Joe recula de plusieurs pas. Il était si fortement impressionné que la peinture paraissait blanchir sur son visage.

—Joe jeune: Joe jamais avoir suivi piste des guerriers; homme blanc grand chasseur, très-adroit, balbutia-t-il.

—Ma foi, je ne puis en dire autant de toi, ô Dieu non! Mais que diable veux-tu à ces animaux-là?

—Joe fatigué; pas entendre discours des visages pâles; vouloir s'en aller.

—Ah! oui-dà, c'est comme ça, fit Nick le saisissant au collet; tu voulais décamper; je m'en doutais, maudite vermine. Tu entends bien ce que nous disons, et tu ne l'as que trop entendu; pas de conte.

Et le trappeur le souleva deux ou trois fois de terre, comme pour lui donner un échantillon de sa force.

—J'ai déjà pas mal tué de ton espèce, ce qui ne m'empêche point de dormir, disait-il négligemment.

L'Indien tremblait de tous ses membres; cependant il finit par reprendre un peu de courage.

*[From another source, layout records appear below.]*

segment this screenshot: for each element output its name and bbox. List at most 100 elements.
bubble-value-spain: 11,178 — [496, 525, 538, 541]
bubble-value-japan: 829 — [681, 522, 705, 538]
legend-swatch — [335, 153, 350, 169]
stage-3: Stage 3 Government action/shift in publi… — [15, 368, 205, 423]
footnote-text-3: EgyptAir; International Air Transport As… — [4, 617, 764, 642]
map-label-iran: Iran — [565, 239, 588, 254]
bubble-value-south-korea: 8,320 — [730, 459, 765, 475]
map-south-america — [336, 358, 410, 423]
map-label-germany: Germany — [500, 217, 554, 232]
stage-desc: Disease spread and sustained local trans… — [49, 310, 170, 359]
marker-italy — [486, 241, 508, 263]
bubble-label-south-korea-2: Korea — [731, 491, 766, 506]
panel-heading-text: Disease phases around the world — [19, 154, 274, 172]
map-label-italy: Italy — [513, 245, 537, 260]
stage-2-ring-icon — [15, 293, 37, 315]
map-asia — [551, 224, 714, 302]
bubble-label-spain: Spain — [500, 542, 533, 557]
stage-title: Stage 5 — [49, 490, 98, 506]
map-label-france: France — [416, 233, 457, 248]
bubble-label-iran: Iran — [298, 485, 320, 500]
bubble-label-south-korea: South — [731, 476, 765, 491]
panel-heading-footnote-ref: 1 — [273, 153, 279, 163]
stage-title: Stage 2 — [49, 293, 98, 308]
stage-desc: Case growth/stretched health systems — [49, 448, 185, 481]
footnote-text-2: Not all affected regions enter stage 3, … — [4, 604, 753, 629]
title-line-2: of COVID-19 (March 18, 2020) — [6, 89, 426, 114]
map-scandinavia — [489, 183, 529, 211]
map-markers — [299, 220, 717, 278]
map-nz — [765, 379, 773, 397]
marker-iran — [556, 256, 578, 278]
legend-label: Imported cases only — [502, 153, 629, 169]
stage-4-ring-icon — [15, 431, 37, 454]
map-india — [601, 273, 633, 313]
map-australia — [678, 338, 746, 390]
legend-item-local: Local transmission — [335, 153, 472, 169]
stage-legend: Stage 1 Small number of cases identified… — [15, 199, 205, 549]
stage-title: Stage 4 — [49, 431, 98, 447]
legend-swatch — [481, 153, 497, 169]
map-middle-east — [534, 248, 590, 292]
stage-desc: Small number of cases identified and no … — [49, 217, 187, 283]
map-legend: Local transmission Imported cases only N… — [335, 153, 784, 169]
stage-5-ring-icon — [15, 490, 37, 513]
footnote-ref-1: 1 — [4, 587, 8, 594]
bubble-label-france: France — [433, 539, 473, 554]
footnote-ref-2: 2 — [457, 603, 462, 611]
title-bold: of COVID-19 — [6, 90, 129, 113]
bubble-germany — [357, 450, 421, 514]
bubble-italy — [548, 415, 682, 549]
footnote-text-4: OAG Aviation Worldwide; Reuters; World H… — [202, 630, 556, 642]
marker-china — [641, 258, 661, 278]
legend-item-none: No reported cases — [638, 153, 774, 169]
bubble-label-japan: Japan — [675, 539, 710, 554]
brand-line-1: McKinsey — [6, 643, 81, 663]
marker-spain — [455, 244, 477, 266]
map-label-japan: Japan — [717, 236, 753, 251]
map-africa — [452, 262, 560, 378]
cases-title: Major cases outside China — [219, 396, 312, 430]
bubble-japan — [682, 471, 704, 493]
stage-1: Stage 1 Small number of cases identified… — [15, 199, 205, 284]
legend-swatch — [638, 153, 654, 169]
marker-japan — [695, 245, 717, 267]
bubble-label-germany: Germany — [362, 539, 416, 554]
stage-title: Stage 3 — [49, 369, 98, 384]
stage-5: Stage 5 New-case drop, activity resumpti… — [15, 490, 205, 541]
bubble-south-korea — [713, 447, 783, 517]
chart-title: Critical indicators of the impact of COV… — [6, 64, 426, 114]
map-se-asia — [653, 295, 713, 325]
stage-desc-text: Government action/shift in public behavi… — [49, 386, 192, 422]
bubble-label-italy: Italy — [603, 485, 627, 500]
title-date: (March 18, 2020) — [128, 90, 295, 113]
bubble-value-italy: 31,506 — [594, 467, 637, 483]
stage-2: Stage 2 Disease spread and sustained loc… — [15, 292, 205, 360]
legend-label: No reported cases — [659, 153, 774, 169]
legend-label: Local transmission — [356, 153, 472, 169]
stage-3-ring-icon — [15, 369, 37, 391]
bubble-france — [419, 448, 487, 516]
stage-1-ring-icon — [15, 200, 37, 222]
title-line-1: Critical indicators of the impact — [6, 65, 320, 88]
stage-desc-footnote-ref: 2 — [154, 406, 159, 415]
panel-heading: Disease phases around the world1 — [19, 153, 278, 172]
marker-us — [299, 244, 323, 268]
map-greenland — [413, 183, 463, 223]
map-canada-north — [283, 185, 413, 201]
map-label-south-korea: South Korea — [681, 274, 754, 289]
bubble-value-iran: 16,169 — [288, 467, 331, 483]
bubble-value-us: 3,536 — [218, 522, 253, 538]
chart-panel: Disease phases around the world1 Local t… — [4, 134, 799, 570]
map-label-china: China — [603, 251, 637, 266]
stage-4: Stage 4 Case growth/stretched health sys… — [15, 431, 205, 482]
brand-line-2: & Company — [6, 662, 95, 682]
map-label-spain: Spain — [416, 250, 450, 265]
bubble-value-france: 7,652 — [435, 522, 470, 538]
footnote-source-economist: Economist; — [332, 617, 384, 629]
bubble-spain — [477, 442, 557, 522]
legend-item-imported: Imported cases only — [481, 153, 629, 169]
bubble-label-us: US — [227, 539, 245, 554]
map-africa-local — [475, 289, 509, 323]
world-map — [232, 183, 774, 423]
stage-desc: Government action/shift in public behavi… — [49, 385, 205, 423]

—Pourquoi blesser Joe? dit-il. Joe enfant, toi homme. Si Joe homme et toi enfant, Joe pas blesser toi.

—Serpent, tu en sais trop long; je suis moins disposé que jamais à méfier à toi. Il se peut que tu aies raison, mais je ne le crois pas. Quand il y a un soupçon, le meilleur moyen, par ici, c'est de traiter un honnête homme comme un coquin. Après ça, tu dois te considérer comme prisonnier de guerre; c'est-à-dire, pas de guerre, mais des circonstances.